National Average Spot Rates, March (through March 22)

  • Van: $1.85 per mile, up 3 cents from last week and 6 cents higher than the February average
  • Refrigerated: $2.16 per mile, up 5 cents from last week and 7 cents higher than February
  • Flatbed: $2.20 per mile, unchanged from last week, and up 5 cents compared to February


Rates are up 12%: The average spot van rate increased on 88 of the 100 highest-volume lanes on DAT load boards compared to the previous week. The line-haul van rate (no fuel surcharge), which entered the month below last year’s average, has increased 12% from $1.51 per mile on March 1 to $1.70 per mile on March 23.

Demand for trucks is rising: The national average van load-to-truck ratio last week was 3.5, up from 3.2 the previous week. That’s the eighth straight week of rising ratios. More dramatically, the average ratio has more than doubled (up 150%) since the same week in 2019.

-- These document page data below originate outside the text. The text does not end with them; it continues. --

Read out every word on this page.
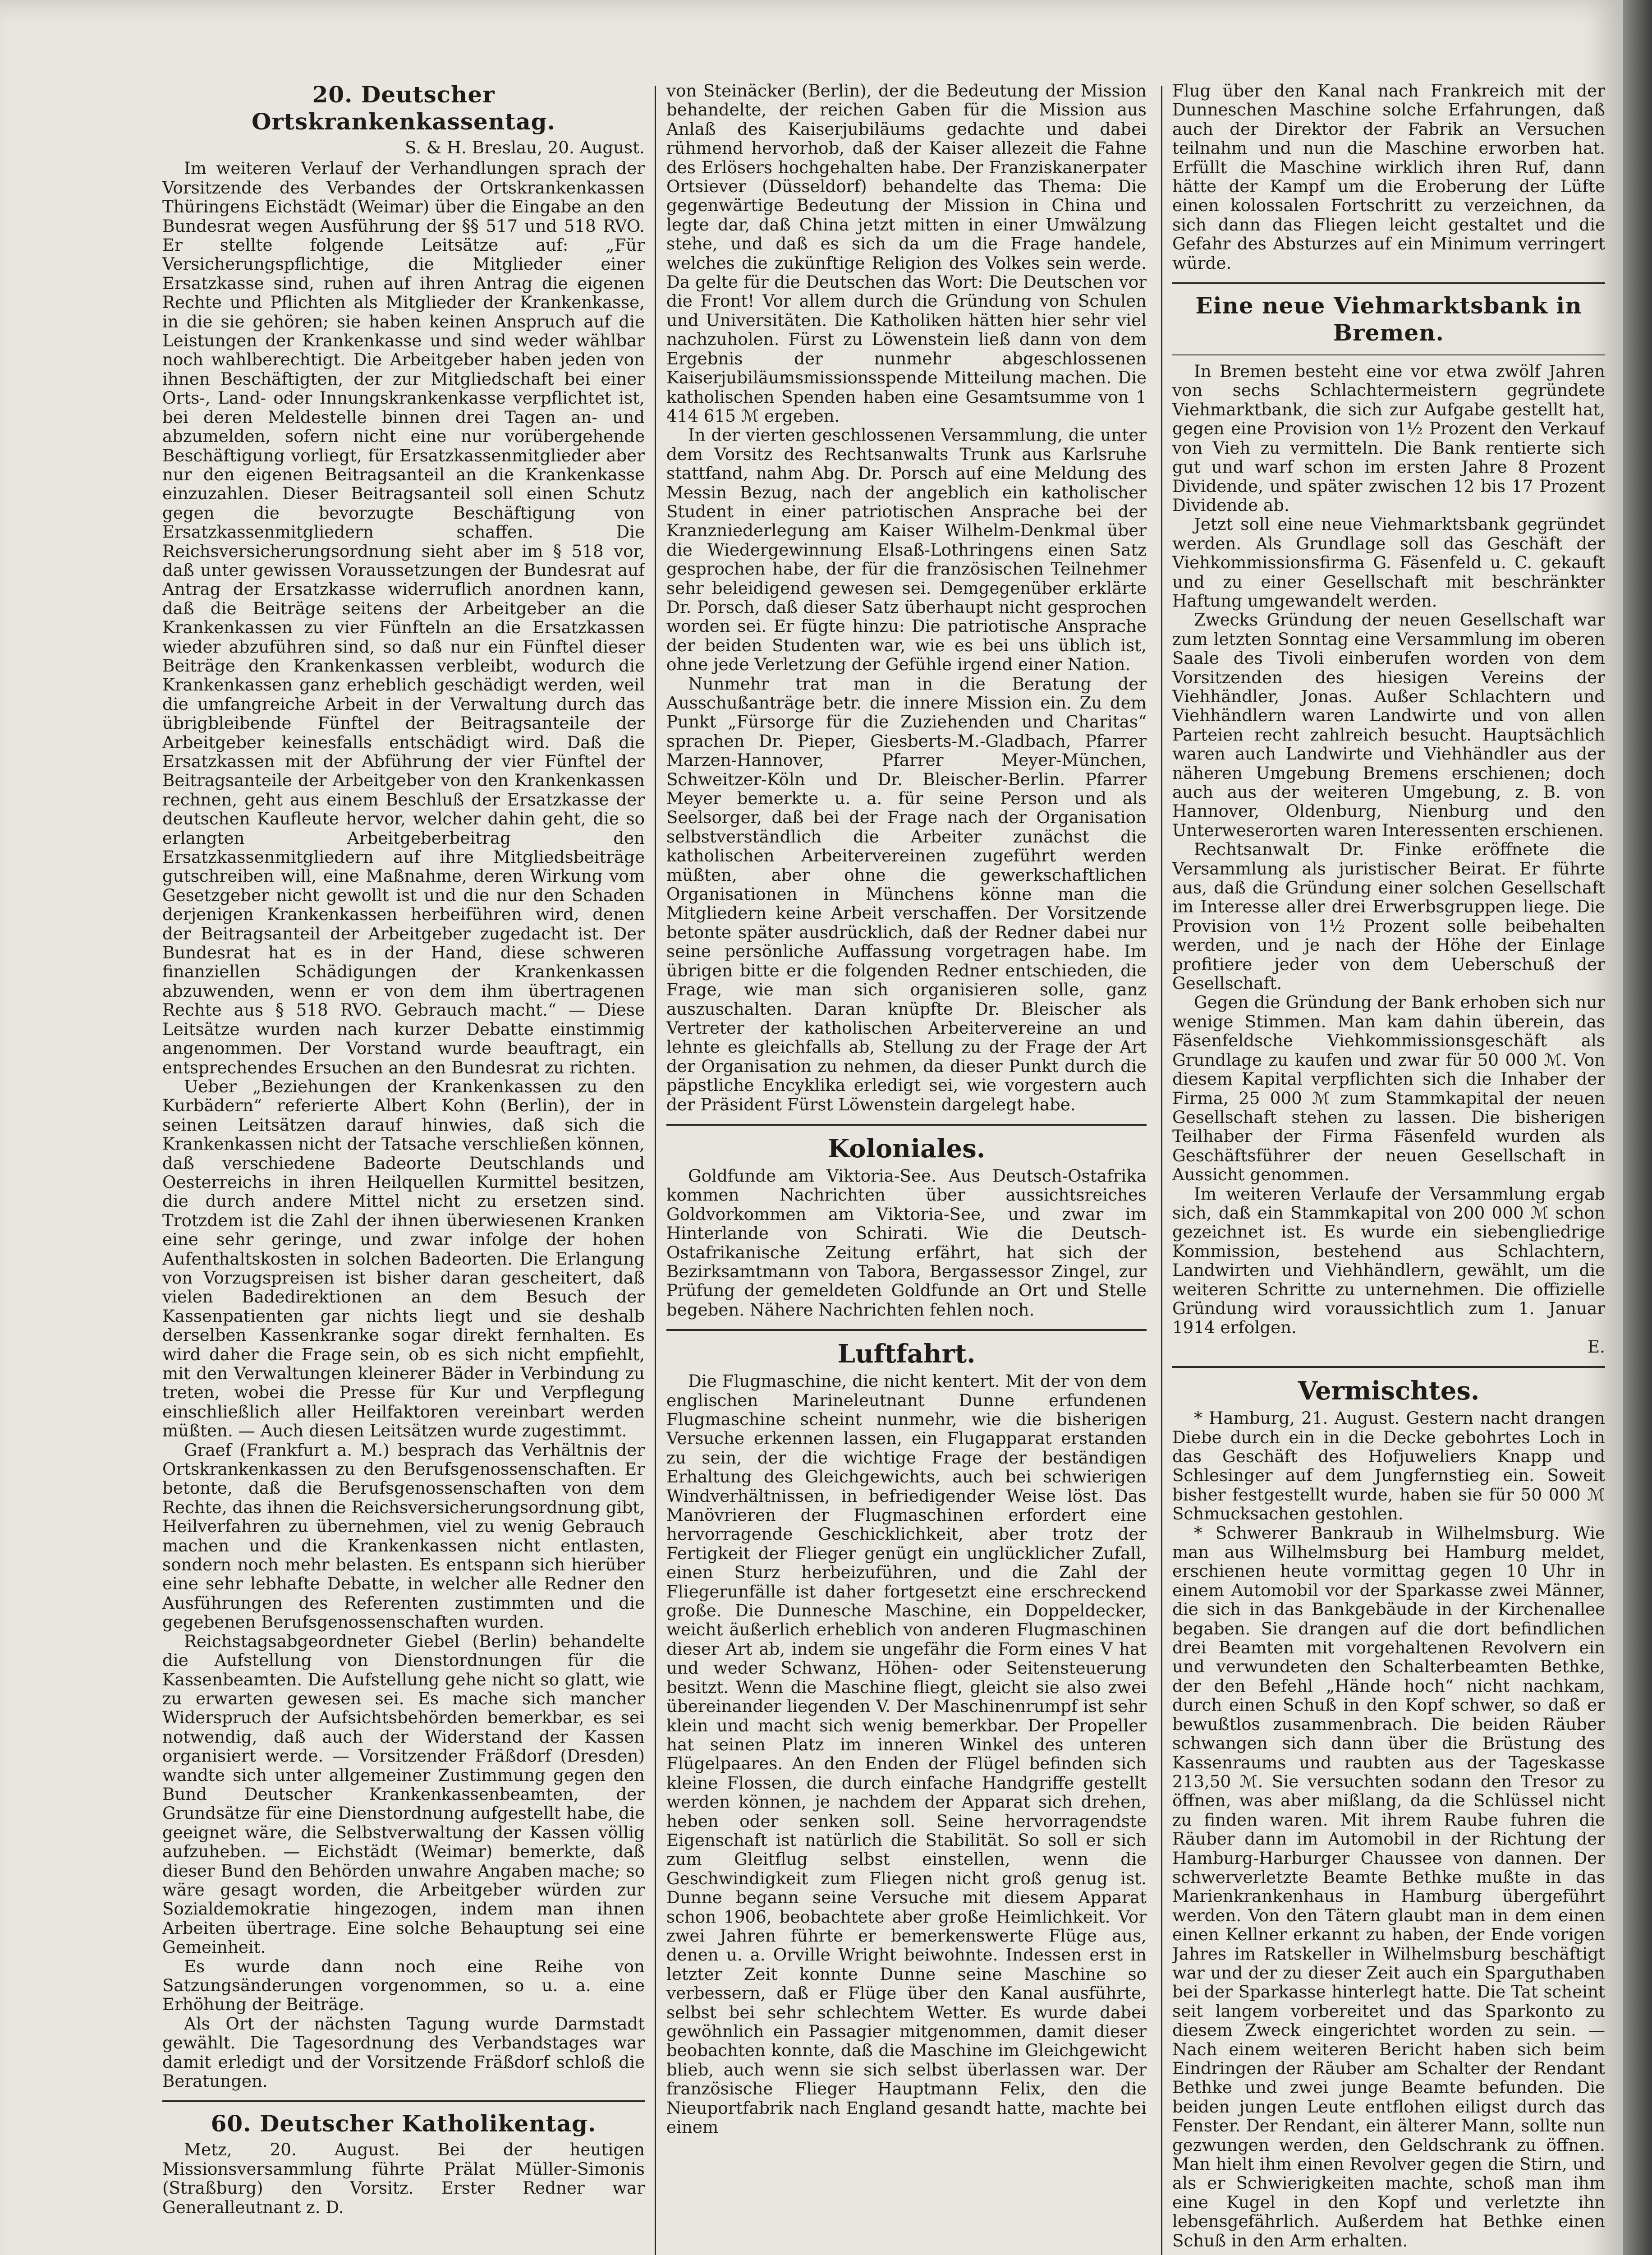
20. Deutscher Ortskrankenkassentag.
S. & H. Breslau, 20. August.

Im weiteren Verlauf der Verhandlungen sprach der Vorsitzende des Verbandes der Ortskrankenkassen Thüringens Eichstädt (Weimar) über die Eingabe an den Bundesrat wegen Ausführung der §§ 517 und 518 RVO. Er stellte folgende Leitsätze auf: „Für Versicherungspflichtige, die Mitglieder einer Ersatzkasse sind, ruhen auf ihren Antrag die eigenen Rechte und Pflichten als Mitglieder der Krankenkasse, in die sie gehören; sie haben keinen Anspruch auf die Leistungen der Krankenkasse und sind weder wählbar noch wahlberechtigt. Die Arbeitgeber haben jeden von ihnen Beschäftigten, der zur Mitgliedschaft bei einer Orts-, Land- oder Innungskrankenkasse verpflichtet ist, bei deren Meldestelle binnen drei Tagen an- und abzumelden, sofern nicht eine nur vorübergehende Beschäftigung vorliegt, für Ersatzkassenmitglieder aber nur den eigenen Beitragsanteil an die Krankenkasse einzuzahlen. Dieser Beitragsanteil soll einen Schutz gegen die bevorzugte Beschäftigung von Ersatzkassenmitgliedern schaffen. Die Reichsversicherungsordnung sieht aber im § 518 vor, daß unter gewissen Voraussetzungen der Bundesrat auf Antrag der Ersatzkasse widerruflich anordnen kann, daß die Beiträge seitens der Arbeitgeber an die Krankenkassen zu vier Fünfteln an die Ersatzkassen wieder abzuführen sind, so daß nur ein Fünftel dieser Beiträge den Krankenkassen verbleibt, wodurch die Krankenkassen ganz erheblich geschädigt werden, weil die umfangreiche Arbeit in der Verwaltung durch das übrigbleibende Fünftel der Beitragsanteile der Arbeitgeber keinesfalls entschädigt wird. Daß die Ersatzkassen mit der Abführung der vier Fünftel der Beitragsanteile der Arbeitgeber von den Krankenkassen rechnen, geht aus einem Beschluß der Ersatzkasse der deutschen Kaufleute hervor, welcher dahin geht, die so erlangten Arbeitgeberbeitrag den Ersatzkassenmitgliedern auf ihre Mitgliedsbeiträge gutschreiben will, eine Maßnahme, deren Wirkung vom Gesetzgeber nicht gewollt ist und die nur den Schaden derjenigen Krankenkassen herbeiführen wird, denen der Beitragsanteil der Arbeitgeber zugedacht ist. Der Bundesrat hat es in der Hand, diese schweren finanziellen Schädigungen der Krankenkassen abzuwenden, wenn er von dem ihm übertragenen Rechte aus § 518 RVO. Gebrauch macht.“ — Diese Leitsätze wurden nach kurzer Debatte einstimmig angenommen. Der Vorstand wurde beauftragt, ein entsprechendes Ersuchen an den Bundesrat zu richten.

Ueber „Beziehungen der Krankenkassen zu den Kurbädern“ referierte Albert Kohn (Berlin), der in seinen Leitsätzen darauf hinwies, daß sich die Krankenkassen nicht der Tatsache verschließen können, daß verschiedene Badeorte Deutschlands und Oesterreichs in ihren Heilquellen Kurmittel besitzen, die durch andere Mittel nicht zu ersetzen sind. Trotzdem ist die Zahl der ihnen überwiesenen Kranken eine sehr geringe, und zwar infolge der hohen Aufenthaltskosten in solchen Badeorten. Die Erlangung von Vorzugspreisen ist bisher daran gescheitert, daß vielen Badedirektionen an dem Besuch der Kassenpatienten gar nichts liegt und sie deshalb derselben Kassenkranke sogar direkt fernhalten. Es wird daher die Frage sein, ob es sich nicht empfiehlt, mit den Verwaltungen kleinerer Bäder in Verbindung zu treten, wobei die Presse für Kur und Verpflegung einschließlich aller Heilfaktoren vereinbart werden müßten. — Auch diesen Leitsätzen wurde zugestimmt.

Graef (Frankfurt a. M.) besprach das Verhältnis der Ortskrankenkassen zu den Berufsgenossenschaften. Er betonte, daß die Berufsgenossenschaften von dem Rechte, das ihnen die Reichsversicherungsordnung gibt, Heilverfahren zu übernehmen, viel zu wenig Gebrauch machen und die Krankenkassen nicht entlasten, sondern noch mehr belasten. Es entspann sich hierüber eine sehr lebhafte Debatte, in welcher alle Redner den Ausführungen des Referenten zustimmten und die gegebenen Berufsgenossenschaften wurden.

Reichstagsabgeordneter Giebel (Berlin) behandelte die Aufstellung von Dienstordnungen für die Kassenbeamten. Die Aufstellung gehe nicht so glatt, wie zu erwarten gewesen sei. Es mache sich mancher Widerspruch der Aufsichtsbehörden bemerkbar, es sei notwendig, daß auch der Widerstand der Kassen organisiert werde. — Vorsitzender Fräßdorf (Dresden) wandte sich unter allgemeiner Zustimmung gegen den Bund Deutscher Krankenkassenbeamten, der Grundsätze für eine Dienstordnung aufgestellt habe, die geeignet wäre, die Selbstverwaltung der Kassen völlig aufzuheben. — Eichstädt (Weimar) bemerkte, daß dieser Bund den Behörden unwahre Angaben mache; so wäre gesagt worden, die Arbeitgeber würden zur Sozialdemokratie hingezogen, indem man ihnen Arbeiten übertrage. Eine solche Behauptung sei eine Gemeinheit.

Es wurde dann noch eine Reihe von Satzungsänderungen vorgenommen, so u. a. eine Erhöhung der Beiträge.

Als Ort der nächsten Tagung wurde Darmstadt gewählt. Die Tagesordnung des Verbandstages war damit erledigt und der Vorsitzende Fräßdorf schloß die Beratungen.

60. Deutscher Katholikentag.

Metz, 20. August. Bei der heutigen Missionsversammlung führte Prälat Müller-Simonis (Straßburg) den Vorsitz. Erster Redner war Generalleutnant z. D.

von Steinäcker (Berlin), der die Bedeutung der Mission behandelte, der reichen Gaben für die Mission aus Anlaß des Kaiserjubiläums gedachte und dabei rühmend hervorhob, daß der Kaiser allezeit die Fahne des Erlösers hochgehalten habe. Der Franziskanerpater Ortsiever (Düsseldorf) behandelte das Thema: Die gegenwärtige Bedeutung der Mission in China und legte dar, daß China jetzt mitten in einer Umwälzung stehe, und daß es sich da um die Frage handele, welches die zukünftige Religion des Volkes sein werde. Da gelte für die Deutschen das Wort: Die Deutschen vor die Front! Vor allem durch die Gründung von Schulen und Universitäten. Die Katholiken hätten hier sehr viel nachzuholen. Fürst zu Löwenstein ließ dann von dem Ergebnis der nunmehr abgeschlossenen Kaiserjubiläumsmissionsspende Mitteilung machen. Die katholischen Spenden haben eine Gesamtsumme von 1 414 615 ℳ ergeben.

In der vierten geschlossenen Versammlung, die unter dem Vorsitz des Rechtsanwalts Trunk aus Karlsruhe stattfand, nahm Abg. Dr. Porsch auf eine Meldung des Messin Bezug, nach der angeblich ein katholischer Student in einer patriotischen Ansprache bei der Kranzniederlegung am Kaiser Wilhelm-Denkmal über die Wiedergewinnung Elsaß-Lothringens einen Satz gesprochen habe, der für die französischen Teilnehmer sehr beleidigend gewesen sei. Demgegenüber erklärte Dr. Porsch, daß dieser Satz überhaupt nicht gesprochen worden sei. Er fügte hinzu: Die patriotische Ansprache der beiden Studenten war, wie es bei uns üblich ist, ohne jede Verletzung der Gefühle irgend einer Nation.

Nunmehr trat man in die Beratung der Ausschußanträge betr. die innere Mission ein. Zu dem Punkt „Fürsorge für die Zuziehenden und Charitas“ sprachen Dr. Pieper, Giesberts-M.-Gladbach, Pfarrer Marzen-Hannover, Pfarrer Meyer-München, Schweitzer-Köln und Dr. Bleischer-Berlin. Pfarrer Meyer bemerkte u. a. für seine Person und als Seelsorger, daß bei der Frage nach der Organisation selbstverständlich die Arbeiter zunächst die katholischen Arbeitervereinen zugeführt werden müßten, aber ohne die gewerkschaftlichen Organisationen in Münchens könne man die Mitgliedern keine Arbeit verschaffen. Der Vorsitzende betonte später ausdrücklich, daß der Redner dabei nur seine persönliche Auffassung vorgetragen habe. Im übrigen bitte er die folgenden Redner entschieden, die Frage, wie man sich organisieren solle, ganz auszuschalten. Daran knüpfte Dr. Bleischer als Vertreter der katholischen Arbeitervereine an und lehnte es gleichfalls ab, Stellung zu der Frage der Art der Organisation zu nehmen, da dieser Punkt durch die päpstliche Encyklika erledigt sei, wie vorgestern auch der Präsident Fürst Löwenstein dargelegt habe.

Koloniales.

Goldfunde am Viktoria-See. Aus Deutsch-Ostafrika kommen Nachrichten über aussichtsreiches Goldvorkommen am Viktoria-See, und zwar im Hinterlande von Schirati. Wie die Deutsch-Ostafrikanische Zeitung erfährt, hat sich der Bezirksamtmann von Tabora, Bergassessor Zingel, zur Prüfung der gemeldeten Goldfunde an Ort und Stelle begeben. Nähere Nachrichten fehlen noch.

Luftfahrt.

Die Flugmaschine, die nicht kentert. Mit der von dem englischen Marineleutnant Dunne erfundenen Flugmaschine scheint nunmehr, wie die bisherigen Versuche erkennen lassen, ein Flugapparat erstanden zu sein, der die wichtige Frage der beständigen Erhaltung des Gleichgewichts, auch bei schwierigen Windverhältnissen, in befriedigender Weise löst. Das Manövrieren der Flugmaschinen erfordert eine hervorragende Geschicklichkeit, aber trotz der Fertigkeit der Flieger genügt ein unglücklicher Zufall, einen Sturz herbeizuführen, und die Zahl der Fliegerunfälle ist daher fortgesetzt eine erschreckend große. Die Dunnesche Maschine, ein Doppeldecker, weicht äußerlich erheblich von anderen Flugmaschinen dieser Art ab, indem sie ungefähr die Form eines V hat und weder Schwanz, Höhen- oder Seitensteuerung besitzt. Wenn die Maschine fliegt, gleicht sie also zwei übereinander liegenden V. Der Maschinenrumpf ist sehr klein und macht sich wenig bemerkbar. Der Propeller hat seinen Platz im inneren Winkel des unteren Flügelpaares. An den Enden der Flügel befinden sich kleine Flossen, die durch einfache Handgriffe gestellt werden können, je nachdem der Apparat sich drehen, heben oder senken soll. Seine hervorragendste Eigenschaft ist natürlich die Stabilität. So soll er sich zum Gleitflug selbst einstellen, wenn die Geschwindigkeit zum Fliegen nicht groß genug ist. Dunne begann seine Versuche mit diesem Apparat schon 1906, beobachtete aber große Heimlichkeit. Vor zwei Jahren führte er bemerkenswerte Flüge aus, denen u. a. Orville Wright beiwohnte. Indessen erst in letzter Zeit konnte Dunne seine Maschine so verbessern, daß er Flüge über den Kanal ausführte, selbst bei sehr schlechtem Wetter. Es wurde dabei gewöhnlich ein Passagier mitgenommen, damit dieser beobachten konnte, daß die Maschine im Gleichgewicht blieb, auch wenn sie sich selbst überlassen war. Der französische Flieger Hauptmann Felix, den die Nieuportfabrik nach England gesandt hatte, machte bei einem

Flug über den Kanal nach Frankreich mit der Dunneschen Maschine solche Erfahrungen, daß auch der Direktor der Fabrik an Versuchen teilnahm und nun die Maschine erworben hat. Erfüllt die Maschine wirklich ihren Ruf, dann hätte der Kampf um die Eroberung der Lüfte einen kolossalen Fortschritt zu verzeichnen, da sich dann das Fliegen leicht gestaltet und die Gefahr des Absturzes auf ein Minimum verringert würde.

Eine neue Viehmarktsbank in Bremen.

In Bremen besteht eine vor etwa zwölf Jahren von sechs Schlachtermeistern gegründete Viehmarktbank, die sich zur Aufgabe gestellt hat, gegen eine Provision von 1½ Prozent den Verkauf von Vieh zu vermitteln. Die Bank rentierte sich gut und warf schon im ersten Jahre 8 Prozent Dividende, und später zwischen 12 bis 17 Prozent Dividende ab.

Jetzt soll eine neue Viehmarktsbank gegründet werden. Als Grundlage soll das Geschäft der Viehkommissionsfirma G. Fäsenfeld u. C. gekauft und zu einer Gesellschaft mit beschränkter Haftung umgewandelt werden.

Zwecks Gründung der neuen Gesellschaft war zum letzten Sonntag eine Versammlung im oberen Saale des Tivoli einberufen worden von dem Vorsitzenden des hiesigen Vereins der Viehhändler, Jonas. Außer Schlachtern und Viehhändlern waren Landwirte und von allen Parteien recht zahlreich besucht. Hauptsächlich waren auch Landwirte und Viehhändler aus der näheren Umgebung Bremens erschienen; doch auch aus der weiteren Umgebung, z. B. von Hannover, Oldenburg, Nienburg und den Unterweserorten waren Interessenten erschienen.

Rechtsanwalt Dr. Finke eröffnete die Versammlung als juristischer Beirat. Er führte aus, daß die Gründung einer solchen Gesellschaft im Interesse aller drei Erwerbsgruppen liege. Die Provision von 1½ Prozent solle beibehalten werden, und je nach der Höhe der Einlage profitiere jeder von dem Ueberschuß der Gesellschaft.

Gegen die Gründung der Bank erhoben sich nur wenige Stimmen. Man kam dahin überein, das Fäsenfeldsche Viehkommissionsgeschäft als Grundlage zu kaufen und zwar für 50 000 ℳ. Von diesem Kapital verpflichten sich die Inhaber der Firma, 25 000 ℳ zum Stammkapital der neuen Gesellschaft stehen zu lassen. Die bisherigen Teilhaber der Firma Fäsenfeld wurden als Geschäftsführer der neuen Gesellschaft in Aussicht genommen.

Im weiteren Verlaufe der Versammlung ergab sich, daß ein Stammkapital von 200 000 ℳ schon gezeichnet ist. Es wurde ein siebengliedrige Kommission, bestehend aus Schlachtern, Landwirten und Viehhändlern, gewählt, um die weiteren Schritte zu unternehmen. Die offizielle Gründung wird voraussichtlich zum 1. Januar 1914 erfolgen.

E.
Vermischtes.

* Hamburg, 21. August. Gestern nacht drangen Diebe durch ein in die Decke gebohrtes Loch in das Geschäft des Hofjuweliers Knapp und Schlesinger auf dem Jungfernstieg ein. Soweit bisher festgestellt wurde, haben sie für 50 000 ℳ Schmucksachen gestohlen.

* Schwerer Bankraub in Wilhelmsburg. Wie man aus Wilhelmsburg bei Hamburg meldet, erschienen heute vormittag gegen 10 Uhr in einem Automobil vor der Sparkasse zwei Männer, die sich in das Bankgebäude in der Kirchenallee begaben. Sie drangen auf die dort befindlichen drei Beamten mit vorgehaltenen Revolvern ein und verwundeten den Schalterbeamten Bethke, der den Befehl „Hände hoch“ nicht nachkam, durch einen Schuß in den Kopf schwer, so daß er bewußtlos zusammenbrach. Die beiden Räuber schwangen sich dann über die Brüstung des Kassenraums und raubten aus der Tageskasse 213,50 ℳ. Sie versuchten sodann den Tresor zu öffnen, was aber mißlang, da die Schlüssel nicht zu finden waren. Mit ihrem Raube fuhren die Räuber dann im Automobil in der Richtung der Hamburg-Harburger Chaussee von dannen. Der schwerverletzte Beamte Bethke mußte in das Marienkrankenhaus in Hamburg übergeführt werden. Von den Tätern glaubt man in dem einen einen Kellner erkannt zu haben, der Ende vorigen Jahres im Ratskeller in Wilhelmsburg beschäftigt war und der zu dieser Zeit auch ein Sparguthaben bei der Sparkasse hinterlegt hatte. Die Tat scheint seit langem vorbereitet und das Sparkonto zu diesem Zweck eingerichtet worden zu sein. — Nach einem weiteren Bericht haben sich beim Eindringen der Räuber am Schalter der Rendant Bethke und zwei junge Beamte befunden. Die beiden jungen Leute entflohen eiligst durch das Fenster. Der Rendant, ein älterer Mann, sollte nun gezwungen werden, den Geldschrank zu öffnen. Man hielt ihm einen Revolver gegen die Stirn, und als er Schwierigkeiten machte, schoß man ihm eine Kugel in den Kopf und verletzte ihn lebensgefährlich. Außerdem hat Bethke einen Schuß in den Arm erhalten.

Mid-range hauls are paying better: Any overnight stay for the driver involves safe parking, decent food and other roadside necessities that are in short supply right now. Shippers are paying more for van capacity on “tweener” lanes with lengths of haul in the 250- to 600-mile range. Examples include:

  • Memphis to Chicago averaged $2.06 per mile, up 25 cents; Chicago to Memphis added 10 cents to $1.93.
  • Atlanta to Columbus, Ohio, averaged $1.78 per mile, up 19 cents; Columbus to Atlanta rose 8 cents to $2.06.
  • Columbus to Memphis averaged $1.75 per mile, up 14 cents; Memphis to Columbus gained 8 cents to $2.16.
  • Dallas to Houston averaged $2.42 per mile, up 19 cents; Houston to Dallas rose 3 cents to $2.03.


The average spot rate increased on 66 of the 72 highest-volume reefer lanes DAT tracks.

Supply chain shifts: Large-scale shutdowns of schools, restaurants and other food-service venues have focused shippers’ and carriers’ attention almost entirely on retail grocery outlets, including e-commerce. Further, reefers must be loaded “live” with perishable goods, making delays and disruptions even more costly.

More pressure coming: In the coming weeks, a new layer of demand will be added to the mix when spring produce harvests begin. Expect reefer rates to remain elevated from now through the end of June.